In its lifetime, a company will come across various types of non-financial risks. Identifying each of these non-financial risks allows the company to customize its responses accordingly. Most non-financial risks come from outside the company or due to external factors. However, there are still ways to mitigate these risks once a company identifies them.
What are the types of Non-Financial Risks?
Non-financial risks can come from various sources and can have different consequences. Given below are some of the most prevalent non-financial risks that companies often face.
Reputational risk is a risk that can threaten or endanger a company’s goodwill. For most companies, developing a brand name or goodwill with customers is crucial to long-term success. However, some factors may impact them adversely. These factors result in reputational risk for the company. These risks can come from within or outside the company.
Reputational risks may come directly from a company’s actions. These can stem from the decisions a company makes. Similarly, it may also come indirectly through an employee’s actions. Lastly, reputational risks may also generate tangentially through related or peripheral parties, such as suppliers, customers, or joint venture partners.

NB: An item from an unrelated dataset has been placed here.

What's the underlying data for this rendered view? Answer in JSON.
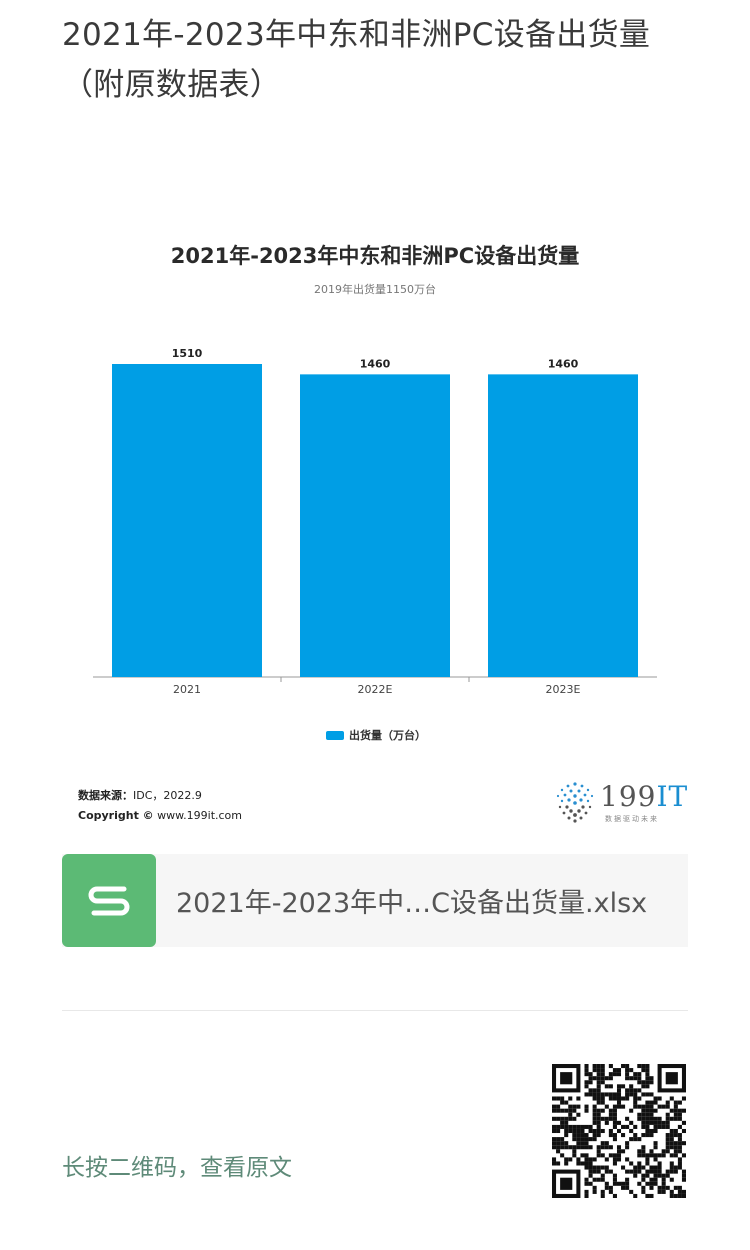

Legal risk represents the risk that legal issues may impact a company’s operations or reputation. For companies, legal risks may come directly as a consequence of their actions. For example, if a company sells faulty equipment to a customer that causes damage, it faces legal action. However, legal problems may also arise from external factors.
Legal risks may also come in the form of regulatory risk. Companies abide by various rules and regulations. However, there’s always that non-compliance with any of those regulations can impact their reputation or business. Regulatory risks can result in penalties and can give rise to financial risks and business risks.
Model risk represents the type of risk that a company’s financial model fails. Usually, companies use their financial model to measure quantitative information, including value transactions or market risks. Companies rely on the results produced from these models for various purposes, including decision-making.
Financial models have become prevalent in most companies. These models come with several calculation techniques or assumptions, which can be risky. Based on the information obtained from these models, companies make various estimates or forecasts. A small error in these models can lead to huge errors later when companies extrapolate the data.
Despite most companies focusing on financial risks, non-financial risks may also impact a company. Non-financial risks are risks that are not part of a company’s traditional risk management techniques. There are various types of non-financial risks. Among these, companies most often face reputational, legal, and model risks.